Many will argue it has always been there, but the level of scrutiny and foreign investment has not. India has to reform and take an iron grip on this corruption or risk losing further confidence from investors. Until this is solved investors will continue to pull out of the country.
Almost every day there is a story about corruption in the Indian media. Sectors such as mining, real estate and telecoms have been particularly affected.
Given the improving economic news in the developed world, foreign investors will be eager to find a more secure and trustworthy place for their money. The continual diet of corruption has battered the image of India as a reliable investment destination and low investor confidence has led to less capital formation, less employment, less tax collection and less consumption. All of these have a combined effect on driving the decline of the rupee.
India has benefited from the poor performance of the US and Europe in recent years and from liquidity given by the US Federal Reserve and the UK’s central bank. But now it is payback time.

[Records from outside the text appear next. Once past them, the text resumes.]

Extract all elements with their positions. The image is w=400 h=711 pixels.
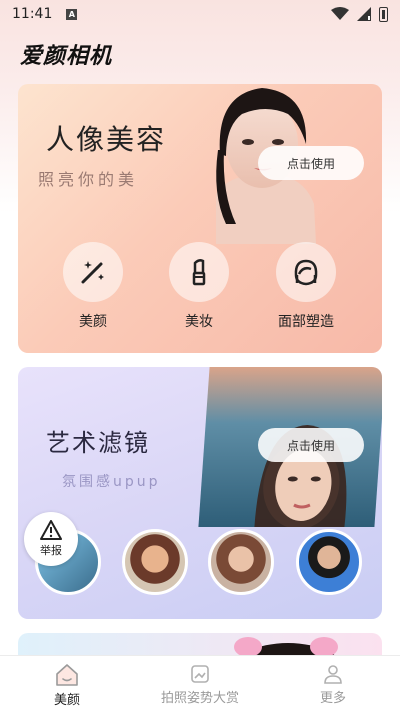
card-subtitle: 氛围感upup <box>62 474 161 490</box>
home-icon <box>56 664 78 686</box>
a-notification-icon: A <box>66 8 78 20</box>
feature-label: 面部塑造 <box>278 314 334 330</box>
report-label: 举报 <box>40 544 62 557</box>
art-filter-card[interactable]: 艺术滤镜 氛围感upup 点击使用 <box>18 367 382 619</box>
photo-icon <box>191 665 209 683</box>
nav-item-poses[interactable]: 拍照姿势大赏 <box>134 656 266 711</box>
status-time: 11:41 <box>12 6 53 22</box>
nav-label: 拍照姿势大赏 <box>160 691 239 706</box>
nav-label: 更多 <box>319 691 346 706</box>
filter-sample-2[interactable] <box>122 529 188 595</box>
app-title: 爱颜相机 <box>20 44 113 69</box>
nav-item-more[interactable]: 更多 <box>266 656 400 711</box>
card-title: 艺术滤镜 <box>46 429 150 457</box>
face-shape-icon <box>294 259 318 286</box>
lipstick-icon <box>192 259 206 286</box>
bottom-nav: 美颜 拍照姿势大赏 更多 <box>0 655 400 711</box>
feature-label: 美颜 <box>79 314 107 330</box>
feature-face-shape[interactable]: 面部塑造 <box>266 242 346 331</box>
status-icons <box>331 6 388 22</box>
warning-icon <box>40 520 62 540</box>
filter-use-button[interactable]: 点击使用 <box>258 428 364 462</box>
report-button[interactable]: 举报 <box>24 512 78 566</box>
feature-beautify[interactable]: 美颜 <box>53 242 133 331</box>
beauty-use-button[interactable]: 点击使用 <box>258 146 364 180</box>
signal-icon <box>357 7 371 21</box>
battery-icon <box>379 6 388 22</box>
wifi-icon <box>331 7 349 20</box>
card-title: 人像美容 <box>46 123 167 156</box>
nav-item-beauty[interactable]: 美颜 <box>0 656 134 711</box>
status-bar: 11:41 A <box>0 0 400 28</box>
portrait-beauty-card[interactable]: 人像美容 照亮你的美 点击使用 美颜 美妆 面部塑造 <box>18 84 382 353</box>
filter-sample-4[interactable] <box>296 529 362 595</box>
card-subtitle: 照亮你的美 <box>38 170 139 189</box>
filter-sample-3[interactable] <box>208 529 274 595</box>
person-icon <box>324 665 342 684</box>
nav-label: 美颜 <box>53 693 80 708</box>
magic-wand-icon <box>81 261 104 284</box>
feature-makeup[interactable]: 美妆 <box>159 242 239 331</box>
feature-label: 美妆 <box>185 314 213 330</box>
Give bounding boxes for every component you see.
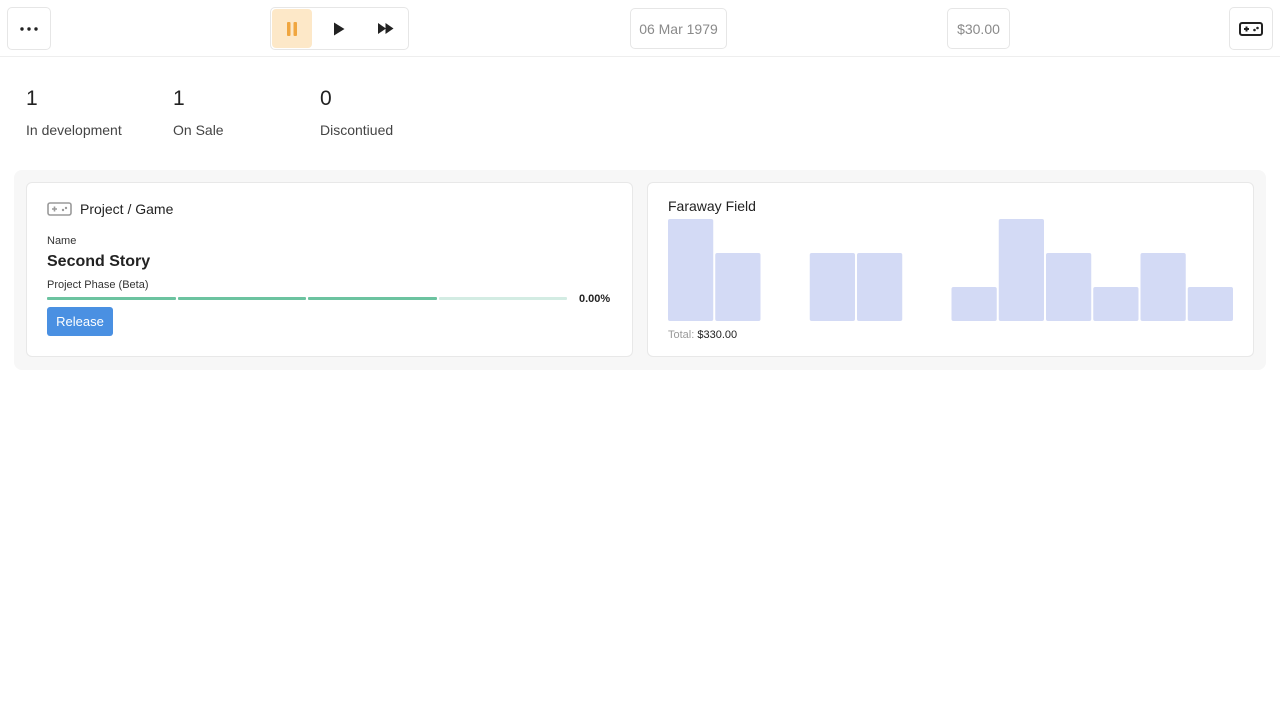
phase-segment [308,297,437,300]
stat-discontinued: 0 Discontiued [320,86,393,138]
phase-segment [47,297,176,300]
play-icon [334,22,345,35]
release-button[interactable]: Release [47,307,113,336]
phase-segment [177,297,306,300]
fast-forward-icon [378,23,394,34]
speed-controls [270,7,409,50]
sales-bar [1046,253,1092,321]
sales-bar [857,253,903,321]
stat-value: 0 [320,87,332,110]
phase-progress-bar [47,297,567,300]
sales-card: Faraway Field Total: $330.00 [647,182,1254,357]
stat-value: 1 [26,87,38,110]
pause-button[interactable] [272,9,312,48]
progress-percent: 0.00% [579,293,611,305]
date-display: 06 Mar 1979 [630,8,727,49]
money-display: $30.00 [947,8,1010,49]
stat-label: Discontiued [320,122,394,138]
sales-bar [668,219,714,321]
sales-bar-chart [668,219,1233,321]
stat-label: In development [26,122,122,138]
total-value: $330.00 [697,329,738,341]
project-card-header: Project / Game [47,201,173,217]
project-card: Project / Game Name Second Story Project… [26,182,633,357]
pause-icon [287,21,297,36]
play-button[interactable] [319,9,359,48]
menu-button[interactable] [7,7,51,50]
project-card-title: Project / Game [80,201,174,217]
stat-on-sale: 1 On Sale [173,86,224,138]
gamepad-icon [47,202,72,216]
stat-in-development: 1 In development [26,86,122,138]
gamepad-icon [1239,21,1263,36]
top-bar: 06 Mar 1979 $30.00 [0,0,1280,57]
sales-chart-title: Faraway Field [668,198,756,214]
games-button[interactable] [1229,7,1273,50]
phase-segment [438,297,567,300]
stat-value: 1 [173,87,185,110]
sales-bar [1093,287,1139,321]
sales-bar [809,253,855,321]
sales-bar [1140,253,1186,321]
stat-label: On Sale [173,122,224,138]
total-label: Total: [668,329,695,341]
phase-label: Project Phase (Beta) [47,279,149,291]
sales-bar [715,253,761,321]
game-name: Second Story [47,253,151,270]
fast-forward-button[interactable] [366,9,406,48]
ellipsis-icon [20,26,38,31]
sales-bar [998,219,1044,321]
sales-total: Total: $330.00 [668,329,737,341]
projects-panel: Project / Game Name Second Story Project… [14,170,1266,370]
name-label: Name [47,235,77,247]
sales-bar [1187,287,1233,321]
sales-bar [951,287,997,321]
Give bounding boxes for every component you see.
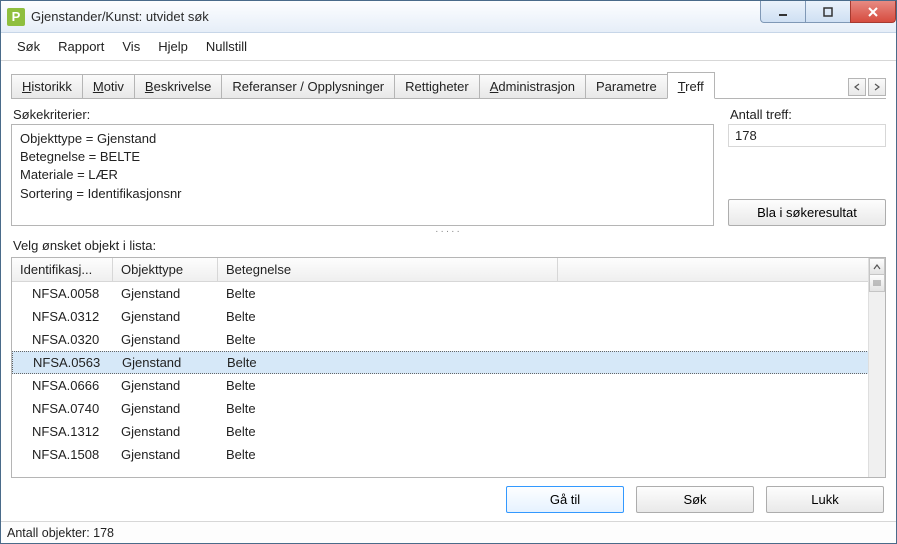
cell-id: NFSA.0666 bbox=[12, 376, 113, 395]
cell-type: Gjenstand bbox=[113, 422, 218, 441]
window-title: Gjenstander/Kunst: utvidet søk bbox=[31, 9, 209, 24]
cell-id: NFSA.1508 bbox=[12, 445, 113, 464]
col-identifikasjon[interactable]: Identifikasj... bbox=[12, 258, 113, 281]
titlebar: P Gjenstander/Kunst: utvidet søk bbox=[1, 1, 896, 33]
cell-id: NFSA.0563 bbox=[13, 353, 114, 372]
menu-rapport[interactable]: Rapport bbox=[50, 36, 112, 57]
cell-type: Gjenstand bbox=[113, 399, 218, 418]
count-label: Antall treff: bbox=[730, 107, 886, 122]
menu-nullstill[interactable]: Nullstill bbox=[198, 36, 255, 57]
search-button[interactable]: Søk bbox=[636, 486, 754, 513]
count-value: 178 bbox=[728, 124, 886, 147]
scroll-thumb[interactable] bbox=[869, 275, 885, 292]
tab-scroll-left[interactable] bbox=[848, 78, 866, 96]
criteria-line: Sortering = Identifikasjonsnr bbox=[20, 185, 705, 203]
list-label: Velg ønsket objekt i lista: bbox=[13, 238, 886, 253]
footer-buttons: Gå til Søk Lukk bbox=[11, 486, 886, 513]
table-row[interactable]: NFSA.1508GjenstandBelte bbox=[12, 443, 885, 466]
tab-historikk[interactable]: Historikk bbox=[11, 74, 83, 99]
scroll-up-arrow[interactable] bbox=[869, 258, 885, 275]
minimize-button[interactable] bbox=[760, 1, 806, 23]
close-dialog-button[interactable]: Lukk bbox=[766, 486, 884, 513]
results-table: Identifikasj... Objekttype Betegnelse NF… bbox=[11, 257, 886, 478]
menu-søk[interactable]: Søk bbox=[9, 36, 48, 57]
table-row[interactable]: NFSA.0320GjenstandBelte bbox=[12, 328, 885, 351]
cell-id: NFSA.0058 bbox=[12, 284, 113, 303]
go-to-button[interactable]: Gå til bbox=[506, 486, 624, 513]
tab-rettigheter[interactable]: Rettigheter bbox=[394, 74, 480, 99]
criteria-line: Objekttype = Gjenstand bbox=[20, 130, 705, 148]
menu-vis[interactable]: Vis bbox=[114, 36, 148, 57]
tab-scroll-right[interactable] bbox=[868, 78, 886, 96]
criteria-box: Objekttype = GjenstandBetegnelse = BELTE… bbox=[11, 124, 714, 226]
app-icon: P bbox=[7, 8, 25, 26]
cell-name: Belte bbox=[219, 353, 559, 372]
cell-type: Gjenstand bbox=[113, 376, 218, 395]
table-body: NFSA.0058GjenstandBelteNFSA.0312Gjenstan… bbox=[12, 282, 885, 477]
cell-id: NFSA.0312 bbox=[12, 307, 113, 326]
col-objekttype[interactable]: Objekttype bbox=[113, 258, 218, 281]
cell-name: Belte bbox=[218, 376, 558, 395]
table-row[interactable]: NFSA.1312GjenstandBelte bbox=[12, 420, 885, 443]
tab-treff[interactable]: Treff bbox=[667, 72, 715, 99]
maximize-button[interactable] bbox=[805, 1, 851, 23]
cell-type: Gjenstand bbox=[113, 284, 218, 303]
criteria-line: Betegnelse = BELTE bbox=[20, 148, 705, 166]
col-betegnelse[interactable]: Betegnelse bbox=[218, 258, 558, 281]
browse-results-button[interactable]: Bla i søkeresultat bbox=[728, 199, 886, 226]
table-row[interactable]: NFSA.0058GjenstandBelte bbox=[12, 282, 885, 305]
tab-beskrivelse[interactable]: Beskrivelse bbox=[134, 74, 222, 99]
window-controls bbox=[761, 1, 896, 23]
menubar: SøkRapportVisHjelpNullstill bbox=[1, 33, 896, 61]
cell-name: Belte bbox=[218, 284, 558, 303]
table-header: Identifikasj... Objekttype Betegnelse bbox=[12, 258, 885, 282]
statusbar: Antall objekter: 178 bbox=[1, 521, 896, 543]
app-window: P Gjenstander/Kunst: utvidet søk SøkRapp… bbox=[0, 0, 897, 544]
cell-type: Gjenstand bbox=[114, 353, 219, 372]
table-row[interactable]: NFSA.0666GjenstandBelte bbox=[12, 374, 885, 397]
splitter-handle[interactable]: ····· bbox=[11, 226, 886, 236]
cell-name: Belte bbox=[218, 330, 558, 349]
table-row[interactable]: NFSA.0312GjenstandBelte bbox=[12, 305, 885, 328]
cell-id: NFSA.0740 bbox=[12, 399, 113, 418]
criteria-line: Materiale = LÆR bbox=[20, 166, 705, 184]
cell-name: Belte bbox=[218, 422, 558, 441]
tab-region: HistorikkMotivBeskrivelseReferanser / Op… bbox=[1, 61, 896, 99]
close-button[interactable] bbox=[850, 1, 896, 23]
tabstrip: HistorikkMotivBeskrivelseReferanser / Op… bbox=[11, 71, 886, 99]
table-row[interactable]: NFSA.0740GjenstandBelte bbox=[12, 397, 885, 420]
status-text: Antall objekter: 178 bbox=[7, 526, 114, 540]
tab-parametre[interactable]: Parametre bbox=[585, 74, 668, 99]
cell-type: Gjenstand bbox=[113, 307, 218, 326]
tab-motiv[interactable]: Motiv bbox=[82, 74, 135, 99]
vertical-scrollbar[interactable] bbox=[868, 258, 885, 477]
cell-id: NFSA.0320 bbox=[12, 330, 113, 349]
col-spacer bbox=[558, 258, 885, 281]
cell-name: Belte bbox=[218, 445, 558, 464]
criteria-label: Søkekriterier: bbox=[13, 107, 714, 122]
menu-hjelp[interactable]: Hjelp bbox=[150, 36, 196, 57]
cell-name: Belte bbox=[218, 399, 558, 418]
cell-type: Gjenstand bbox=[113, 445, 218, 464]
cell-name: Belte bbox=[218, 307, 558, 326]
cell-id: NFSA.1312 bbox=[12, 422, 113, 441]
tab-scroll bbox=[848, 78, 886, 98]
table-row[interactable]: NFSA.0563GjenstandBelte bbox=[12, 351, 885, 374]
cell-type: Gjenstand bbox=[113, 330, 218, 349]
tab-content: Søkekriterier: Objekttype = GjenstandBet… bbox=[1, 99, 896, 521]
tab-referanser-opplysninger[interactable]: Referanser / Opplysninger bbox=[221, 74, 395, 99]
tab-administrasjon[interactable]: Administrasjon bbox=[479, 74, 586, 99]
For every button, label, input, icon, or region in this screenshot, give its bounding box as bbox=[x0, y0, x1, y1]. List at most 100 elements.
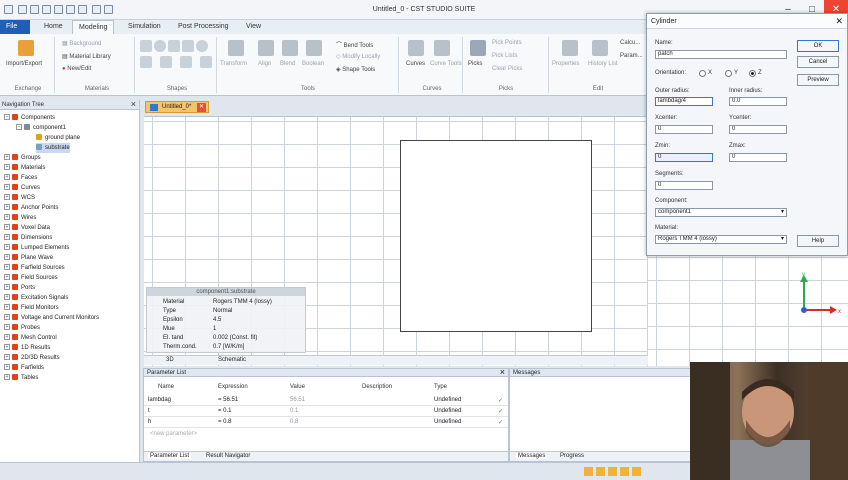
collapse-icon[interactable]: − bbox=[4, 114, 10, 121]
parameter-name-cell[interactable]: lambdag bbox=[148, 397, 171, 403]
new-edit-material-button[interactable]: ● New/Edit bbox=[62, 66, 91, 72]
torus-icon[interactable] bbox=[196, 40, 208, 52]
tree-item-field-sources[interactable]: + Field Sources bbox=[4, 273, 58, 283]
curves-button[interactable]: Curves bbox=[406, 61, 425, 67]
shape-tools-button[interactable]: ◈ Shape Tools bbox=[336, 66, 375, 73]
tree-item-excitation-signals[interactable]: + Excitation Signals bbox=[4, 293, 68, 303]
expand-icon[interactable]: + bbox=[4, 164, 10, 171]
expand-icon[interactable]: + bbox=[4, 364, 10, 371]
bend-tools-button[interactable]: ⌒ Bend Tools bbox=[336, 40, 373, 49]
parameter-type-cell[interactable]: Undefined bbox=[434, 408, 461, 414]
parameter-type-cell[interactable]: Undefined bbox=[434, 419, 461, 425]
parameter-row[interactable]: h = 0.8 0.8 Undefined ✓ bbox=[144, 417, 508, 428]
loft-icon[interactable] bbox=[180, 56, 192, 68]
tree-item-dimensions[interactable]: + Dimensions bbox=[4, 233, 52, 243]
substrate-shape[interactable] bbox=[400, 140, 592, 332]
column-name[interactable]: Name bbox=[158, 384, 174, 390]
tree-item-ground-plane[interactable]: ground plane bbox=[36, 133, 80, 143]
expand-icon[interactable]: + bbox=[4, 334, 10, 341]
expand-icon[interactable]: + bbox=[4, 224, 10, 231]
tree-item-materials[interactable]: + Materials bbox=[4, 163, 45, 173]
parameter-name-cell[interactable]: t bbox=[148, 408, 150, 414]
properties-button[interactable]: Properties bbox=[552, 61, 579, 67]
tree-item-voltage-and-current-monitors[interactable]: + Voltage and Current Monitors bbox=[4, 313, 99, 323]
expand-icon[interactable]: + bbox=[4, 284, 10, 291]
tree-item-substrate[interactable]: substrate bbox=[36, 143, 70, 153]
tree-item-2d-3d-results[interactable]: +2D/3D Results bbox=[4, 353, 60, 363]
tab-3d[interactable]: 3D bbox=[166, 357, 174, 363]
expand-icon[interactable]: + bbox=[4, 274, 10, 281]
preview-button[interactable]: Preview bbox=[797, 74, 839, 86]
help-button[interactable]: Help bbox=[797, 235, 839, 247]
ok-button[interactable]: OK bbox=[797, 40, 839, 52]
expand-icon[interactable]: + bbox=[4, 244, 10, 251]
pan-icon[interactable] bbox=[596, 467, 605, 476]
boolean-button[interactable]: Boolean bbox=[302, 61, 324, 67]
clear-picks-button[interactable]: Clear Picks bbox=[492, 66, 522, 72]
blend-button[interactable]: Blend bbox=[280, 61, 295, 67]
expand-icon[interactable]: + bbox=[4, 154, 10, 161]
calculator-button[interactable]: Calcu... bbox=[620, 40, 640, 46]
expand-icon[interactable]: + bbox=[4, 214, 10, 221]
expand-icon[interactable]: + bbox=[4, 344, 10, 351]
expand-icon[interactable]: + bbox=[4, 374, 10, 381]
tree-item-lumped-elements[interactable]: + Lumped Elements bbox=[4, 243, 69, 253]
tab-messages[interactable]: Messages bbox=[516, 453, 548, 459]
expand-icon[interactable]: + bbox=[4, 294, 10, 301]
shape-icon[interactable] bbox=[200, 56, 212, 68]
tree-item-component1[interactable]: − component1 bbox=[16, 123, 66, 133]
xcenter-input[interactable]: 0 bbox=[655, 125, 713, 134]
curve-tools-button[interactable]: Curve Tools bbox=[430, 61, 462, 67]
picks-button[interactable]: Picks bbox=[468, 61, 482, 67]
expand-icon[interactable]: + bbox=[4, 314, 10, 321]
sphere-icon[interactable] bbox=[154, 40, 166, 52]
tab-post-processing[interactable]: Post Processing bbox=[172, 20, 235, 34]
transform-button[interactable]: Transform bbox=[220, 61, 247, 67]
fit-view-icon[interactable] bbox=[620, 467, 629, 476]
align-button[interactable]: Align bbox=[258, 61, 271, 67]
parameter-value-cell[interactable]: 0.8 bbox=[290, 419, 298, 425]
ycenter-input[interactable]: 0 bbox=[729, 125, 787, 134]
cancel-button[interactable]: Cancel bbox=[797, 56, 839, 68]
orientation-y-radio[interactable] bbox=[725, 70, 732, 77]
tab-result-navigator[interactable]: Result Navigator bbox=[206, 453, 250, 459]
pick-lists-button[interactable]: Pick Lists bbox=[492, 53, 517, 59]
name-input[interactable]: patch bbox=[655, 50, 787, 59]
tree-item-faces[interactable]: + Faces bbox=[4, 173, 37, 183]
column-value[interactable]: Value bbox=[290, 384, 305, 390]
collapse-icon[interactable]: − bbox=[16, 124, 22, 131]
material-select[interactable]: Rogers TMM 4 (lossy) ▾ bbox=[655, 235, 787, 244]
parameter-button[interactable]: Param... bbox=[620, 53, 643, 59]
tree-item-farfields[interactable]: + Farfields bbox=[4, 363, 44, 373]
parameter-expression-cell[interactable]: = 56.51 bbox=[218, 397, 238, 403]
tree-item-probes[interactable]: + Probes bbox=[4, 323, 40, 333]
column-description[interactable]: Description bbox=[362, 384, 392, 390]
tree-item-wires[interactable]: + Wires bbox=[4, 213, 36, 223]
parameter-name-cell[interactable]: h bbox=[148, 419, 151, 425]
zmin-input[interactable]: 0 bbox=[655, 153, 713, 162]
tab-modeling[interactable]: Modeling bbox=[72, 20, 115, 34]
expand-icon[interactable]: + bbox=[4, 174, 10, 181]
new-parameter-row[interactable]: <new parameter> bbox=[150, 431, 197, 437]
close-icon[interactable]: ✕ bbox=[835, 14, 843, 29]
expand-icon[interactable]: + bbox=[4, 354, 10, 361]
tree-item-ports[interactable]: + Ports bbox=[4, 283, 35, 293]
rotate-view-icon[interactable] bbox=[608, 467, 617, 476]
parameter-expression-cell[interactable]: = 0.8 bbox=[218, 419, 232, 425]
expand-icon[interactable]: + bbox=[4, 204, 10, 211]
import-export-button[interactable]: Import/Export bbox=[6, 61, 42, 67]
expand-icon[interactable]: + bbox=[4, 324, 10, 331]
modify-locally-button[interactable]: ◇ Modify Locally bbox=[336, 53, 380, 60]
close-icon[interactable]: × bbox=[131, 99, 136, 109]
tree-item-voxel-data[interactable]: + Voxel Data bbox=[4, 223, 50, 233]
parameter-expression-cell[interactable]: = 0.1 bbox=[218, 408, 232, 414]
expand-icon[interactable]: + bbox=[4, 304, 10, 311]
expand-icon[interactable]: + bbox=[4, 234, 10, 241]
perspective-icon[interactable] bbox=[632, 467, 641, 476]
tree-item-groups[interactable]: + Groups bbox=[4, 153, 41, 163]
tab-simulation[interactable]: Simulation bbox=[122, 20, 167, 34]
inner-radius-input[interactable]: 0.0 bbox=[729, 97, 787, 106]
tab-file[interactable]: File bbox=[0, 20, 30, 34]
parameter-type-cell[interactable]: Undefined bbox=[434, 397, 461, 403]
tree-item-farfield-sources[interactable]: + Farfield Sources bbox=[4, 263, 65, 273]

During the good times the Indian government had a chance to take stock and implement much-needed economic reforms, especially in the manufacturing sector. But it did nothing. Time is now running out to implement these changes to stay ahead of the other emerging markets.
India cannot rely on its cost-effectiveness for much longer, it has to invest in its infrastructure and skills to find a new advantage on the world stage. The increased competition and slipping competitiveness has hit Indian manufacturing exports and has has seen a surge in the import of manufactured items, in turn increasing the current account deficit for the country. An increased current account deficit depletes India’s foreign exchange reserves and pushes the decline of the rupee further.
Ironically the falling rupee is good news for exporters, and maybe this is India’s best hope. With reforms to address corruption and reinvigorate manufacturing, a strong export sector could turn the economy around. But this will require proper government intervention which still seems a way off.